From the establishment point of view it would have been gross dereliction of duty not to keep an eye on a self-professed revolutionary. It is difficult to believe it would have surprised Orwell too much, and more likely he would have been proud that as a mere hack he had excited that much attention with his writings and doings.
When I was a teenage Maoist, and unemployed for a long time, the local police Special Branch officer in Liverpool sidled up to me at a meeting and commiserated. " I hear you're having difficulty finding a job", he grinned, and maliciously recited a list of applications I'd recently made. I was not ecstatic, but I could not resent it too much. Indeed it was almost a badge of merit that the forces of the bourgeois state thought a naive and stroppy youth worthy of scrutiny, so I felt no resentment. After all, if your intention is to overthrow a state that you consider repressive, then how could you cry foul if they took relatively moderate counter-measures?
It is not as if they hauled me off for thoughtcrime to room 101 and beat the bejasus out of me with rubber truncheons. Indeed, in my maturity I had an enjoyable interview with the north-west director of the Economic League, which maintained a blacklist of troublemakers for subscribing companies, and was happy to help him publicise his employers' shabby treatment of him, which had led to his defection with the lists.
However, while in the novel 1984 Big Brother's representative O'Brien showed signs of omniscience about what his victims thought as well what they did, the amusing part of the Orwell file is that the local plods did not have a clue what their target was up to, which is one reason they commented on his "Bohemian" attire.
In fact, if they had gone for a chat with him, he would probably have told them, in great detail what he was doing, but one can see that superiors would be worried about the exposure of their officers to seductively seditious ideas. Indeed, back in the 1980s a Special Branch officer seconded to the diplomatic protection group unconsciously revealed the dangers. Charged with protecting the PLO envoy to Britain, he had to go to lots of meetings with him. He told me "You know, I never realised, the Palestinians have really had some shitty treatment, haven't they?"
As it happens, the plods were overruled during the war by the more sophisticated MI5 who realised that the war had changed things in general and Orwell too. At least one can be sure that the case officer involved was not a crypto-communist of the kind that happily overlooked actual communist spies Philby, Burgess and MacLean, since the Communist party hated Orwell with a passion that has scarcely died down 60 years later.
That was shown with the eagerness to attack Orwell for the list he compiled of people he suspected were Communists or sympathizers who should not be employed by the agency that the Labour government had set up to promulgate democratic socialism abroad. "Snitch" was one of the kindest epithets heaped on him, appropriately enough by another public-school wannabe prole, Alexander Cockburn. Orwell's accusers were generally urbane and forgiving about those who hauled off thought-criminals to the basement of the Lubyanka never to emerge again but unforgiving about Orwell's proxy personnel management.

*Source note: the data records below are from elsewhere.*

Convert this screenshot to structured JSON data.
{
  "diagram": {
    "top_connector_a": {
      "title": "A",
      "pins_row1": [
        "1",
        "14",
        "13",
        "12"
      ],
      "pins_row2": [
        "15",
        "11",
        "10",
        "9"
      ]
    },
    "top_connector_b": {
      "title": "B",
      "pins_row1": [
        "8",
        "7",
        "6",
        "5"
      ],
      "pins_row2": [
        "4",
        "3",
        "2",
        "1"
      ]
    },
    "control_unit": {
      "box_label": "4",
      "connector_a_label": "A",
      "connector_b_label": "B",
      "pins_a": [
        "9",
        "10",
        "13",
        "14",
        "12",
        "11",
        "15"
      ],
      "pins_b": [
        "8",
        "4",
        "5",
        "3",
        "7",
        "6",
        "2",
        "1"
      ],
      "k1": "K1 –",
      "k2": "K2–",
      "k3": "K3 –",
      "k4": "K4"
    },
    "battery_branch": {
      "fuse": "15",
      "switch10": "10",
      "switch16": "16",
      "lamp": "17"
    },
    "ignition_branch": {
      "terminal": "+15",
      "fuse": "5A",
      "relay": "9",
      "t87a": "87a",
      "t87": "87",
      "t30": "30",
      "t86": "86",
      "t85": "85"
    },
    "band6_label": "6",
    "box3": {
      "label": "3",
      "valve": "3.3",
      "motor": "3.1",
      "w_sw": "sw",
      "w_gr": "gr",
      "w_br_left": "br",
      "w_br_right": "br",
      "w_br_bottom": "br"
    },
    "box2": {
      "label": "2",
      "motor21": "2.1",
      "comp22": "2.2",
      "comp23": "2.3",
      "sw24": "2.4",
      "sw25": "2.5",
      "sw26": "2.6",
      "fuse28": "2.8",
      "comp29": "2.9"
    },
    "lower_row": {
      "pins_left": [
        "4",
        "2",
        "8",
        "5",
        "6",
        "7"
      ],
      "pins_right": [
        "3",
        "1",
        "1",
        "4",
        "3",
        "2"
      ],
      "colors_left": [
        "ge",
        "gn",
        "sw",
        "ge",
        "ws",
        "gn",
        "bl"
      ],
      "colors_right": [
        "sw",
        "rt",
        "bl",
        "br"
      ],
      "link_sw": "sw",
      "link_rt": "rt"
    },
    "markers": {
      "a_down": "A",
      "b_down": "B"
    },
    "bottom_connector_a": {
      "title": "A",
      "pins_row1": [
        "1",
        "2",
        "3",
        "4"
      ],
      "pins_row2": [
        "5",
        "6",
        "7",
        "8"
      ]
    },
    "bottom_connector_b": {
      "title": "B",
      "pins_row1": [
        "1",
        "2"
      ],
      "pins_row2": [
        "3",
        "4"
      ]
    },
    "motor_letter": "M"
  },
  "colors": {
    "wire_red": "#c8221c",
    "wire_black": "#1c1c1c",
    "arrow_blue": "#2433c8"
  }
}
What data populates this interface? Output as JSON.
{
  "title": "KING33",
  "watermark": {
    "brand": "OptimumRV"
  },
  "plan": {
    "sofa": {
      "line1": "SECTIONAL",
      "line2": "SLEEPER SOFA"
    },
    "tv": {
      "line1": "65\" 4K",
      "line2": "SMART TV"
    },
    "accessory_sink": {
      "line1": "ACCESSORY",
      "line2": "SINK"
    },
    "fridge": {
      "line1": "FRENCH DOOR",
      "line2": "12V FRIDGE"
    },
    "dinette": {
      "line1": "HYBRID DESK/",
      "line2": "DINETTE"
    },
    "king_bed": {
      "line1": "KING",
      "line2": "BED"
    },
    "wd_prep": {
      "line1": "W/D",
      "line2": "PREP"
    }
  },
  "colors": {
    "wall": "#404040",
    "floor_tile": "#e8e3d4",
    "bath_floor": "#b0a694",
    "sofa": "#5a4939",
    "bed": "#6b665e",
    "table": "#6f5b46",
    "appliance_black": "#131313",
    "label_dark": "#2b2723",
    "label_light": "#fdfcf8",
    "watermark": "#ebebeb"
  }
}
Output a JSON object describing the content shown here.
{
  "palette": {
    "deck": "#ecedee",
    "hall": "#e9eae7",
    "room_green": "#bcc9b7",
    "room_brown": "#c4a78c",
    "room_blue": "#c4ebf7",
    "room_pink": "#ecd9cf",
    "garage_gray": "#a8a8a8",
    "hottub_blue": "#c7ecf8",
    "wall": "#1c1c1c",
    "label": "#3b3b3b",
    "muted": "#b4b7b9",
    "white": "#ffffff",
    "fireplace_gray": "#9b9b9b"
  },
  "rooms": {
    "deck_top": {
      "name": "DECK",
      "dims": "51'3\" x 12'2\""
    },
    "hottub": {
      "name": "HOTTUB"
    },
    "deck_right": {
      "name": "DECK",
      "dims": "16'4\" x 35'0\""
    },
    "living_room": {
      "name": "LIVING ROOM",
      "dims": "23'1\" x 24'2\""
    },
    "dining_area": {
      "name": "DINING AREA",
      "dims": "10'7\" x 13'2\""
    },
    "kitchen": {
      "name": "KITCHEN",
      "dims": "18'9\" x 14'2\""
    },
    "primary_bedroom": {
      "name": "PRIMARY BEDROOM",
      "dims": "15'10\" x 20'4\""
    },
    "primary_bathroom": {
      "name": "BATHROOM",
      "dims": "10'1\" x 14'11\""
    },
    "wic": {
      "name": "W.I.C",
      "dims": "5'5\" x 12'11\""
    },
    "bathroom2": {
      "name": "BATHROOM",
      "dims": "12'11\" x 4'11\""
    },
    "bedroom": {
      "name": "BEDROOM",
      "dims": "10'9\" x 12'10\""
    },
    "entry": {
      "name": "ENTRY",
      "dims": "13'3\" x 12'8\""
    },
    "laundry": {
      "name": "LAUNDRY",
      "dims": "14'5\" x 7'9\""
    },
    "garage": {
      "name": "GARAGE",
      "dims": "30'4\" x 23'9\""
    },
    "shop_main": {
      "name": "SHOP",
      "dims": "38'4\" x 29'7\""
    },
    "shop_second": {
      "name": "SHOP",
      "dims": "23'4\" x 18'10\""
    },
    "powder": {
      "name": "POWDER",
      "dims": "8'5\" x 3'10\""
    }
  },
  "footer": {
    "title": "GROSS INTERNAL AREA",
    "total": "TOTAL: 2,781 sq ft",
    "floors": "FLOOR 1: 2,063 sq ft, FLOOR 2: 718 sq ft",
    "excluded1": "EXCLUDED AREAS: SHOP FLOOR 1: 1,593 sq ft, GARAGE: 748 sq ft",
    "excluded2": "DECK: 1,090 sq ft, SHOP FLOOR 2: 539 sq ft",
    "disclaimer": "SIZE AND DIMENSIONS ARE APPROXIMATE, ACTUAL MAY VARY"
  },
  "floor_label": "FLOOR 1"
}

Orwell, as often, has the last word about such Vishinskish language when he defined of the totalitarian mindset: "To admit that an opponent might be both honest and intelligent is felt to be intolerable. It is more immediately satisfying to shout that he is a fool or a scoundrel, or both, than to find out what he is really like."
W Ogilvie, the Home Office official who questioned the dull constabulary judgment, was clearly much more in that school of thought than the Gulag nostalgics who continue to bite at the ankles of Orwell's reputation.
Sadly the authorities concerned will learn no lessons from all of this. The FBI in the US and the reformed Special Branch in the UK continue to attract the prejudiced and the ignorant - and the results of recent persecutions in the US suggest that their evidence should also be almost totally discounted. The insubstantial types of evidence against Orwell may have been enough to put him in the dock in the contemporary United States if the plods had not started chasing Muslims instead of Reds.
And almost tragically, for most people today, "Big Brother" no longer evokes images of totalitarian control, but of a successful mind-deadening TV show of the kind that Orwell's Big Brother designed to keep the masses' minds off the real world.